Coming off its unconventional sponsorship of the Makers Wanted Bahamas Bowl, Elk Grove Village is doubling down on its marketing and public relations efforts to promote its expansive business park.
Along with the previously announced decision to re-up for another $300,000 bowl game sponsorship, the village plans to spend at least another $200,000 this year to get the word out that it's home to the country's largest industrial park.
The village board this week inked contracts with Lombard-based marketing firm Red Caffeine for $150,000 and Chicago-based public relations firm Bayless Communications for $54,000 to handle various aspects of the ongoing marketing effort.

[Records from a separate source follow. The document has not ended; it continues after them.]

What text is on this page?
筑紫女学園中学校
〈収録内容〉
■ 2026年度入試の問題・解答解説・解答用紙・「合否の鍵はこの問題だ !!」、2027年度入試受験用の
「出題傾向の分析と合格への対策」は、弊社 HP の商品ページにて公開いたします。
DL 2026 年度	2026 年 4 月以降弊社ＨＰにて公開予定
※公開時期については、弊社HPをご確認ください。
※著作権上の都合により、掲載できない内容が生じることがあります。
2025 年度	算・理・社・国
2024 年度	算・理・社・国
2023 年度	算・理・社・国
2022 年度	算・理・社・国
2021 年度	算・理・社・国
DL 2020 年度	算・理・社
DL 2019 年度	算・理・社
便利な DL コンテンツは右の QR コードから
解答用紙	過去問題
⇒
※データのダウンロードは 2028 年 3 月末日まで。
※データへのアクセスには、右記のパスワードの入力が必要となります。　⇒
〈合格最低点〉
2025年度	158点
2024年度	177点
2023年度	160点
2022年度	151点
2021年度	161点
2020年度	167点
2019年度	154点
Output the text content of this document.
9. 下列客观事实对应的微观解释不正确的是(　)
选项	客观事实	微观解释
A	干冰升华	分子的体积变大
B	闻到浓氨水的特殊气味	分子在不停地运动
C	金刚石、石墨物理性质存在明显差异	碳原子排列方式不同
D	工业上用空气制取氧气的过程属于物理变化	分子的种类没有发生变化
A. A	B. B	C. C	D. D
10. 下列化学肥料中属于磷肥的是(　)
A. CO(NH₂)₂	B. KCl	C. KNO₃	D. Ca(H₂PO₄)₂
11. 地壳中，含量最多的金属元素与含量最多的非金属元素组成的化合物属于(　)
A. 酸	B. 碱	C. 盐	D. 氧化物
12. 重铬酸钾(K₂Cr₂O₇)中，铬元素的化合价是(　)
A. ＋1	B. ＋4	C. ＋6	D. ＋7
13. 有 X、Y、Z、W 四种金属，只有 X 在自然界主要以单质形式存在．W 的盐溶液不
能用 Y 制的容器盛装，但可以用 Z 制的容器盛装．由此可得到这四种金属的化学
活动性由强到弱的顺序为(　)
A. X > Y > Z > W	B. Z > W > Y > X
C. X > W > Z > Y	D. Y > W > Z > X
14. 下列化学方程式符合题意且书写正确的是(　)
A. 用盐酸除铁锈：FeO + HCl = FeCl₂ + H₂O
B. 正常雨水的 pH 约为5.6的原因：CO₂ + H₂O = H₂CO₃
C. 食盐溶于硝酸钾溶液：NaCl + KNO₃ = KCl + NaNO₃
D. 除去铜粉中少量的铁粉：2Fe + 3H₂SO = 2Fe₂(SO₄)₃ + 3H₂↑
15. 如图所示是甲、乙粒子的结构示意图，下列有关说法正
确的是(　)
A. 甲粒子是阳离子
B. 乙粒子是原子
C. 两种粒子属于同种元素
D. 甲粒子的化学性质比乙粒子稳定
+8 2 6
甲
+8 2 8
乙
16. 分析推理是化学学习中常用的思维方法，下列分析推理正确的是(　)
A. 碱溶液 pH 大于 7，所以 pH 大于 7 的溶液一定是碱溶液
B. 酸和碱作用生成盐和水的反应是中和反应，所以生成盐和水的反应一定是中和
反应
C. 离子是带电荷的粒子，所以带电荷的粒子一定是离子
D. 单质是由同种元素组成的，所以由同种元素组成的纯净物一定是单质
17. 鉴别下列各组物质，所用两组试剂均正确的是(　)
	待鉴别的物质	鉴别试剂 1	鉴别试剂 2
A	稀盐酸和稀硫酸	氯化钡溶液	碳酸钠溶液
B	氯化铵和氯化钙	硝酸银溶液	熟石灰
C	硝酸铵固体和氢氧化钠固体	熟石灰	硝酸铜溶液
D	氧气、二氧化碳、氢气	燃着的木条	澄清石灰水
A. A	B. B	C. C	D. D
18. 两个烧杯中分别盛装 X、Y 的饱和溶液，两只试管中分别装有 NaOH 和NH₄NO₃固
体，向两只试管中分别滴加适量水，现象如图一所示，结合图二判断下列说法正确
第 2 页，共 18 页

Red Caffeine helped launch Elk Grove's Beyond Business Friendly campaign in 2013, starting with TV and radio commercials, print advertising and digital billboards. Much of its work of late has focused on targeting businesses through an email and web campaign, the website egvbizhub.com, a podcast series, the annual Made in Elk Grove Expo, and other business networking events.
While Red Caffeine helped handle some marketing related to the village's initial sponsorship of the bowl game, village officials this year decided to allow a different firm, 4FRONT, to handle more of that work. 4FRONT, a Chicago-based sports marketing agency, helped broker the village's deal with ESPN Events for the Dec. 21, 2018 game in Nassau, Bahamas.
"It's like a surgeon will handle the Bahamas Bowl and the regular doctor will handle everything else," Mayor Craig Johnson said.
At the same time, the village is bringing in PR guru David Bayless to support overall business recruitment and retention efforts, which will include publicity for the bowl game, business expo, and Elk Grove Technology Park now under construction. Bayless helped promote Elk Grove Village Cares, the village-led effort to battle the opioid crisis launched last year.
The village spent about $550,000 on marketing last year -- including the Bahamas Bowl sponsorship -- and is on track to spend about the same this year, Johnson said.